Canadian Pacific Railway Limited (CP) said it is ready to re-engage with the Kansas City Board of Directors following its determination that CP's revised offer can reasonably be expected to lead to a "Company Superior Proposal."

 

"We look forward to re-engaging with the KCS Board of Directors to advance this unique and achievable Class 1 combination that provides compelling short- and long-term value," said Keith Creel, CP President and CEO.

 

"CP-KCS is the only truly end-to-end Class 1 merger that preserves and enhances competition.

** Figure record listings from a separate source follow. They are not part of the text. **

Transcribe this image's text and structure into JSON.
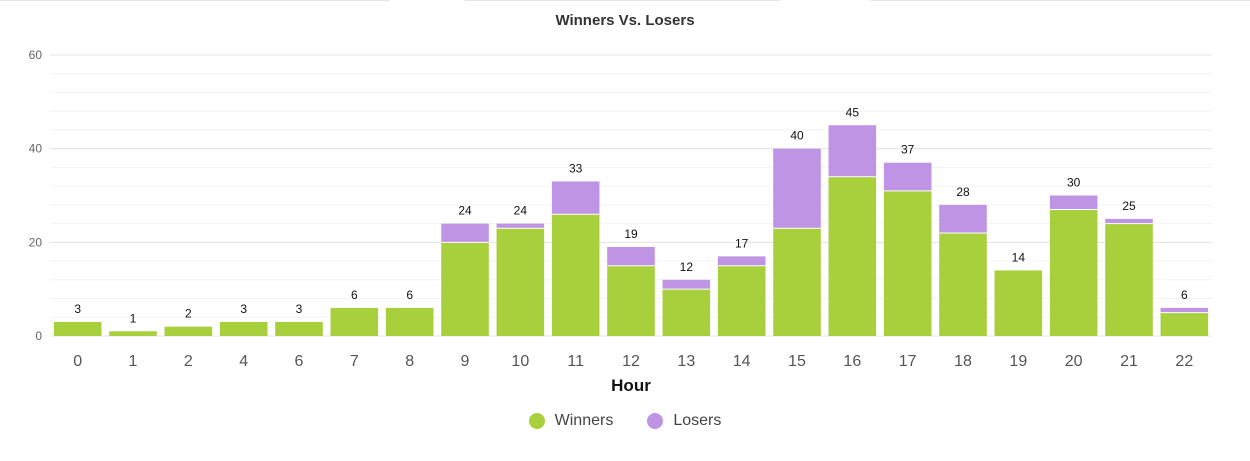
{
  "chart_data": {
    "type": "bar",
    "stacked": true,
    "title": "Winners Vs. Losers",
    "xlabel": "Hour",
    "ylabel": "",
    "ylim": [
      0,
      60
    ],
    "yticks": [
      0,
      20,
      40,
      60
    ],
    "categories": [
      "0",
      "1",
      "2",
      "4",
      "6",
      "7",
      "8",
      "9",
      "10",
      "11",
      "12",
      "13",
      "14",
      "15",
      "16",
      "17",
      "18",
      "19",
      "20",
      "21",
      "22"
    ],
    "series": [
      {
        "name": "Winners",
        "color": "#a8cf3c",
        "values": [
          3,
          1,
          2,
          3,
          3,
          6,
          6,
          20,
          23,
          26,
          15,
          10,
          15,
          23,
          34,
          31,
          22,
          14,
          27,
          24,
          5
        ]
      },
      {
        "name": "Losers",
        "color": "#bf94e4",
        "values": [
          0,
          0,
          0,
          0,
          0,
          0,
          0,
          4,
          1,
          7,
          4,
          2,
          2,
          17,
          11,
          6,
          6,
          0,
          3,
          1,
          1
        ]
      }
    ],
    "totals": [
      3,
      1,
      2,
      3,
      3,
      6,
      6,
      24,
      24,
      33,
      19,
      12,
      17,
      40,
      45,
      37,
      28,
      14,
      30,
      25,
      6
    ],
    "grid": true,
    "legend_position": "bottom-center"
  }
}
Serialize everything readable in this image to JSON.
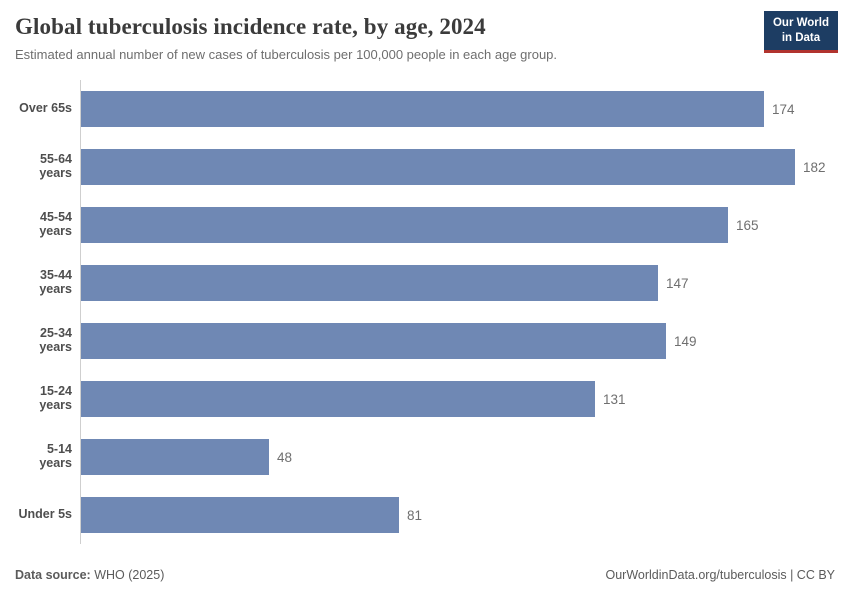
{
  "header": {
    "title": "Global tuberculosis incidence rate, by age, 2024",
    "subtitle": "Estimated annual number of new cases of tuberculosis per 100,000 people in each age group.",
    "logo": {
      "line1": "Our World",
      "line2": "in Data",
      "bg_color": "#1d3d63",
      "accent_color": "#b1332e"
    }
  },
  "chart_data": {
    "type": "bar",
    "orientation": "horizontal",
    "title": "Global tuberculosis incidence rate, by age, 2024",
    "categories": [
      "Over 65s",
      "55-64 years",
      "45-54 years",
      "35-44 years",
      "25-34 years",
      "15-24 years",
      "5-14 years",
      "Under 5s"
    ],
    "values": [
      174,
      182,
      165,
      147,
      149,
      131,
      48,
      81
    ],
    "xlabel": "",
    "ylabel": "",
    "xlim": [
      0,
      182
    ],
    "grid": false,
    "value_labels": true,
    "legend": "none",
    "bar_color": "#6f88b4",
    "axis_line_color": "#cfcfcf"
  },
  "footer": {
    "datasource_label": "Data source:",
    "datasource_value": "WHO (2025)",
    "attribution": "OurWorldinData.org/tuberculosis | CC BY"
  }
}
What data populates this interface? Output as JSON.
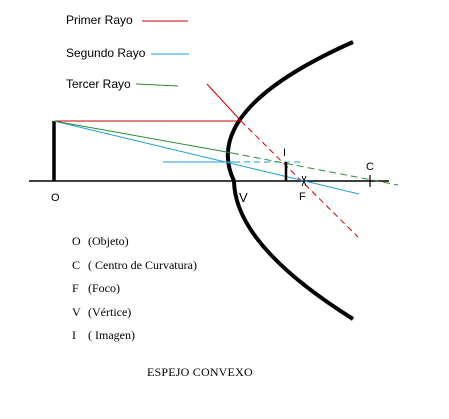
{
  "legend": {
    "ray1": {
      "label": "Primer Rayo",
      "color": "#cc0000"
    },
    "ray2": {
      "label": "Segundo Rayo",
      "color": "#1e9ed8"
    },
    "ray3": {
      "label": "Tercer Rayo",
      "color": "#2e8b3a"
    }
  },
  "points": {
    "object": "O",
    "vertex": "V",
    "focus": "F",
    "center": "C",
    "image": "I"
  },
  "glossary": [
    {
      "symbol": "O",
      "text": "(Objeto)"
    },
    {
      "symbol": "C",
      "text": "( Centro de Curvatura)"
    },
    {
      "symbol": "F",
      "text": "(Foco)"
    },
    {
      "symbol": "V",
      "text": "(Vértice)"
    },
    {
      "symbol": "I",
      "text": "( Imagen)"
    }
  ],
  "caption": "ESPEJO CONVEXO"
}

It is the perfect combination and we are ready to go to work to unlock this unique opportunity, creating something special for the rail industry and for commerce in North America," he added.

 

CP this week reaffirmed its offer originally submitted August 10 and resubmitted August 31 to combine with KCS, which recognizes the premium value of KCS while providing regulatory certainty.

 

 

September 12 deadline for KCS offer

 

CP said in a statement that it believes it ought to be deemed a superior proposal and has placed a deadline of September 12 on that offer. 

 

The proposed transaction values KCS at US$300 per share, representing a 34% premium, based on the CP closing price on August 9, 2021 and KCS unaffected closing price on March 19, 2021.

 

Following the closing into a voting trust, common shareholders of KCS will receive 2.884 CP common shares and US$90 in cash for each share of KCS common stock held.

 

The proposed transaction also includes the assumption of US$3.8 billion of outstanding KCS debt.

 

STB rejects CN-KCS voting trust application

 

On August 31, the Surface Transportation Board (STB) unanimously rejected CN and KCS's joint motion for approval for use of a voting trust.

 

CN noted that this decision "clearly shows that the CN-KCS merger proposal is illusory and not achievable."

 

It added that in comparison, the STB has already approved CP's use of a voting trust and affirmed CP-KCS's waiver from the new rail merger rules it adopted in 2001 because a CP-KCS combination is truly "end-to-end, and pro-competitive."